Détournement de marque au sein d’un réseau de franchise

Faute de dispositions contractuelles contraires, le franchisé devient titulaire du nom de domaine identique à la marque de son franchiseur. Un montage juridique à risque, notamment lorsque le franchisé indélicat décide de commercialiser des produits concurrents sous le nom de son patron …

Le litige oppose la société Allemande Refill24 GmbH, spécialisée dans la commercialisation de systèmes de remplissage de cartouches d’encre pour imprimantes (le Requérant), à la société Française Reset Multiservices (le Défendeur).

Le Requérant exploite son réseau de franchise sous le nom refill24 dont il est titulaire à la fois du nom de domaine refill24.com et de la marque communautaire Refill24, enregistrée le 3 décembre 2004 auprès de l’OHMI et dont la protection lui est accordée notamment sur le territoire français.

Le Défendeur intègre le réseau de franchise du Requérant lors de la signature d’un contrat en date du 2 décembre 2003 et enregistre le nom de domaine refill24.fr le 17 juin 2005.

Très vite, les relations commerciales se dégradent entre les parties. Le franchisé ne commande plus de marchandise auprès de son franchiseur alors qu’il y est tenu contractuellement ; Pire encore, ce dernier découvre que son franchisé commercialise directement des produits concurrents via le site refill24.fr.

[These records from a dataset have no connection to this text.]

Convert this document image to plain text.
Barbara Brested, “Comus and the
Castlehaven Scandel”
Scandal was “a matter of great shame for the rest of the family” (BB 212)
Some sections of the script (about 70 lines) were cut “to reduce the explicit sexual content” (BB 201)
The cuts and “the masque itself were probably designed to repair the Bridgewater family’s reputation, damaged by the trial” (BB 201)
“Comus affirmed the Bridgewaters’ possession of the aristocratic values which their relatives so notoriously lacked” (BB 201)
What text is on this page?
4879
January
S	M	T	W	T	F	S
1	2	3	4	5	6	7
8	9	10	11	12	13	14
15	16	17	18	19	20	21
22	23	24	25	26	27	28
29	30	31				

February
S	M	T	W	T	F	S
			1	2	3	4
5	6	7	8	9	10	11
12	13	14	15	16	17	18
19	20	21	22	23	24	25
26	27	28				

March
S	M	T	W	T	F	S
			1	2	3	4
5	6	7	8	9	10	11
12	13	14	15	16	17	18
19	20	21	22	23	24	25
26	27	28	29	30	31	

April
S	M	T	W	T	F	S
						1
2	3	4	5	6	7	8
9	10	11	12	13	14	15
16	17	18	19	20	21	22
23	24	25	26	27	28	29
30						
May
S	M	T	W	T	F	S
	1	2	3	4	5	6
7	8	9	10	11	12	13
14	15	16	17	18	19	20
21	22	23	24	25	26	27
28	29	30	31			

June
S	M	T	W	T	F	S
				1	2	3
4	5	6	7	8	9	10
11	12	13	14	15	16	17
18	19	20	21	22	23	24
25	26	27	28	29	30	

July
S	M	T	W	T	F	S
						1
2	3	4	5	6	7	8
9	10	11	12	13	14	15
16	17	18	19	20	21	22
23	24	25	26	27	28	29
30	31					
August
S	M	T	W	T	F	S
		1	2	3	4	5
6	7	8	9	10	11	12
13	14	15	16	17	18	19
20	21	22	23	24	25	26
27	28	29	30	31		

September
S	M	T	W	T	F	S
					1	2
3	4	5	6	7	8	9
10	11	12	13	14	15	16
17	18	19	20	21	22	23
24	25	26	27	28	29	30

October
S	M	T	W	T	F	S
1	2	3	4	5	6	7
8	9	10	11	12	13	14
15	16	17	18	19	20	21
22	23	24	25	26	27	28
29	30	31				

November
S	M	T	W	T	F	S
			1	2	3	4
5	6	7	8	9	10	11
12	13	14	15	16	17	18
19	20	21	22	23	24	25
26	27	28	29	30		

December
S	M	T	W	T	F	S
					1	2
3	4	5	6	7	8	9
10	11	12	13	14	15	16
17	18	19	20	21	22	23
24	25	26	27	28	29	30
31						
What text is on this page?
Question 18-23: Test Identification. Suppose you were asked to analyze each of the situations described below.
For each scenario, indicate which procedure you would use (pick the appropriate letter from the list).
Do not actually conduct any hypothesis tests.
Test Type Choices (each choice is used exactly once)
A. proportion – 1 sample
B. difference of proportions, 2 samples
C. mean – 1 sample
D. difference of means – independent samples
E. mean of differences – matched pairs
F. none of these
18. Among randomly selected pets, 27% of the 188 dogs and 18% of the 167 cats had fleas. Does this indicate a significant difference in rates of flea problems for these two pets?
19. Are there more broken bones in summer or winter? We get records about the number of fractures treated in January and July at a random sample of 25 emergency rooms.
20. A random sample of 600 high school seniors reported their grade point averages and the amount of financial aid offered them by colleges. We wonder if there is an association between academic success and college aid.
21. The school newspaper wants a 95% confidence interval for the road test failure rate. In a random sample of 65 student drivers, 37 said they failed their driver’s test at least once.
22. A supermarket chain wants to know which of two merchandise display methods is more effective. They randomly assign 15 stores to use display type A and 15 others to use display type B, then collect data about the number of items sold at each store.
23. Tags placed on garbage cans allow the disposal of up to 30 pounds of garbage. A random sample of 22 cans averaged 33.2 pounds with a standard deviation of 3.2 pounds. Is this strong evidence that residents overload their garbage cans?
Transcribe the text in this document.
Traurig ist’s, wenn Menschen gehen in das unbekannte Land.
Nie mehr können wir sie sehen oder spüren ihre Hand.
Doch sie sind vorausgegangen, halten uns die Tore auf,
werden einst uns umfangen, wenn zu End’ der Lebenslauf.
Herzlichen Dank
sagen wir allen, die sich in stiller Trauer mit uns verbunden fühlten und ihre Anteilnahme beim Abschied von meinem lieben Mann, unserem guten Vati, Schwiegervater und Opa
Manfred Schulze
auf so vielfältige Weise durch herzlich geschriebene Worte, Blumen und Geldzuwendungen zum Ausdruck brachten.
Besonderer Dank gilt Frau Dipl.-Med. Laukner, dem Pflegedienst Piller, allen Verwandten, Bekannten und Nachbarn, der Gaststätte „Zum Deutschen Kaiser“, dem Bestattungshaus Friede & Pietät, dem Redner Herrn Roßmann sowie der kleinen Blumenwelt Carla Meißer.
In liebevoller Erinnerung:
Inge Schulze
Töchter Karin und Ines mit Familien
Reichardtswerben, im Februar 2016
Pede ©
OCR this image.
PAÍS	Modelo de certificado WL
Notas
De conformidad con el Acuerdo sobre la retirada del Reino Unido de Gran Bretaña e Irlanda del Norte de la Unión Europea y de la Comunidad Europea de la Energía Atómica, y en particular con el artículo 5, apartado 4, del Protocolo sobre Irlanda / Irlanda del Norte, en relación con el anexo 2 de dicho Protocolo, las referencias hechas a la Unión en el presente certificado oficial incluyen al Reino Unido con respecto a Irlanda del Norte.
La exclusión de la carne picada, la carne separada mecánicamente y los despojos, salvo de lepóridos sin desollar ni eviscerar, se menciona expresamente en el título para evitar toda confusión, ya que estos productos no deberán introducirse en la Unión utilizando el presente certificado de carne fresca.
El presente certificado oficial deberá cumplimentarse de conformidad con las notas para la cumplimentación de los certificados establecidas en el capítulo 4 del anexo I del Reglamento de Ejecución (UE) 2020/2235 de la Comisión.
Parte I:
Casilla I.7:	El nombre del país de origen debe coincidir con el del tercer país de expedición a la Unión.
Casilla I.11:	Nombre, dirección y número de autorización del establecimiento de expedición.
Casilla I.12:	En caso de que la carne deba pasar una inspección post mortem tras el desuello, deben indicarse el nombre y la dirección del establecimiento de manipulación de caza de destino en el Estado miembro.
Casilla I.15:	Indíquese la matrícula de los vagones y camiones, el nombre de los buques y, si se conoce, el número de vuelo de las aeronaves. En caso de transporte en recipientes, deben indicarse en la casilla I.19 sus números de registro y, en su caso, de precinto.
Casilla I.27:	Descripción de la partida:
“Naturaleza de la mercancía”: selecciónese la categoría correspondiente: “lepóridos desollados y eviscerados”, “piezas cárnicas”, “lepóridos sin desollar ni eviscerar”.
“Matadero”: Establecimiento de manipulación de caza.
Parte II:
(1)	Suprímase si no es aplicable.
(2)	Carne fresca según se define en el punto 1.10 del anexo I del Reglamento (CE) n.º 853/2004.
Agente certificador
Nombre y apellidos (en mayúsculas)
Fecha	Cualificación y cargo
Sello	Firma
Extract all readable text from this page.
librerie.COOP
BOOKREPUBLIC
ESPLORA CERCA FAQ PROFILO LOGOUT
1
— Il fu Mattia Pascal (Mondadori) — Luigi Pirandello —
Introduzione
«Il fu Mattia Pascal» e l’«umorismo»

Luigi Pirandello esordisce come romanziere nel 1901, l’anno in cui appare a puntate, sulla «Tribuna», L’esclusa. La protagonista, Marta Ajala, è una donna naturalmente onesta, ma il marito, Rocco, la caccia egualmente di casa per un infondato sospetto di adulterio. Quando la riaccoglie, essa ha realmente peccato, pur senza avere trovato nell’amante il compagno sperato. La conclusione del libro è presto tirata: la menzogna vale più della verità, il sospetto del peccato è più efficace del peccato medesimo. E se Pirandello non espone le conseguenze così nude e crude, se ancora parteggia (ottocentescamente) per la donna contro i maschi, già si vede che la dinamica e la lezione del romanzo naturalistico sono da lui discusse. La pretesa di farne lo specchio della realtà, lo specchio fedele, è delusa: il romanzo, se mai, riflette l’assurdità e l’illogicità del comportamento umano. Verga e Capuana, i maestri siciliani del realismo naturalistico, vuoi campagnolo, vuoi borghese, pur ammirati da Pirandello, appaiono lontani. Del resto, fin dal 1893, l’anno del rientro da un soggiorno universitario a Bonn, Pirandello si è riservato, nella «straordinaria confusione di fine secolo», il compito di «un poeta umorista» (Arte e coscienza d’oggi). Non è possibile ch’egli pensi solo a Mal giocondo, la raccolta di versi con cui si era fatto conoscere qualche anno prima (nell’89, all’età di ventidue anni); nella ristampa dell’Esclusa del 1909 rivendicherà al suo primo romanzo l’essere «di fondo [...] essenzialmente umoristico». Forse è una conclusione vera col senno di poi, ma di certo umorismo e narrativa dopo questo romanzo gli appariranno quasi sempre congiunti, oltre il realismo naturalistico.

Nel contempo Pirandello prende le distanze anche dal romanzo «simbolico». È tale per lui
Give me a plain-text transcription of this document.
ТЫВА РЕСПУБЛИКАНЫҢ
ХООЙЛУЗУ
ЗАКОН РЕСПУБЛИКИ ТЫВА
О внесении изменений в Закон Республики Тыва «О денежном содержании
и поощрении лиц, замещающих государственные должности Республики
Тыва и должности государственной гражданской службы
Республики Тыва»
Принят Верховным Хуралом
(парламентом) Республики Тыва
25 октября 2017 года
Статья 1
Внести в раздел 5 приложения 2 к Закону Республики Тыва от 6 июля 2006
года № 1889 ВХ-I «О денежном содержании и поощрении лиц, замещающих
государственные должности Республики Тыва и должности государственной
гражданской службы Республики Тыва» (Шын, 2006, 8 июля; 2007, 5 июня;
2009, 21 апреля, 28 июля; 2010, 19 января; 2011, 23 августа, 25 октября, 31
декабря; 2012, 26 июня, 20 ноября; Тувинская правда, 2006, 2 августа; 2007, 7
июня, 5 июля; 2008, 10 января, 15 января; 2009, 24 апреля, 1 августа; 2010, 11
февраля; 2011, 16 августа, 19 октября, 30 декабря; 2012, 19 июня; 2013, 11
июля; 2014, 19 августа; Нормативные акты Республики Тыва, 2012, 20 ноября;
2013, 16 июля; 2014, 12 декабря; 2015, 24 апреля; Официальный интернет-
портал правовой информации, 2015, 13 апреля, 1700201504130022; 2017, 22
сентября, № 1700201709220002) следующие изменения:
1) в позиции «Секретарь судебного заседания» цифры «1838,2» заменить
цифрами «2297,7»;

Après avoir mis fin au contrat de franchise, le Requérant engage une PARL aux fins de récupérer le nom de domaine litigieux.

Pour ordonner le transfert du nom au profit du Requérant, l’expert retient simplement que «l’utilisation du nom de domaine par le Défendeur, du fait de la résiliation du contrat de franchise, constitue une violation des droits du Requérant sur la marque communautaire REFILL24 dont il est titulaire ».

Sur la question de savoir si le franchisé était en droit d’enregistrer le nom de domaine litigieux, l’expert ne peut se prononcer. En effet, le contrat de franchise ne précise pas l’étendue des droits du franchisé dans le cadre de l’utilisation de la marque du franchiseur ni ses éventuelles limitations. Par ailleurs, le Requérant n’a jamais contesté ni remis en cause cet enregistrement.

Une lacune contractuelle qui aujourd’hui encore porte préjudice au Requérant. En effet, à ce jour (et en dépit de la PARL rendue le 19 juin 2007) le nom de domaine refill24.fr pointe toujours sur le site du Défendeur et entretien donc la plus grande confusion pour le public.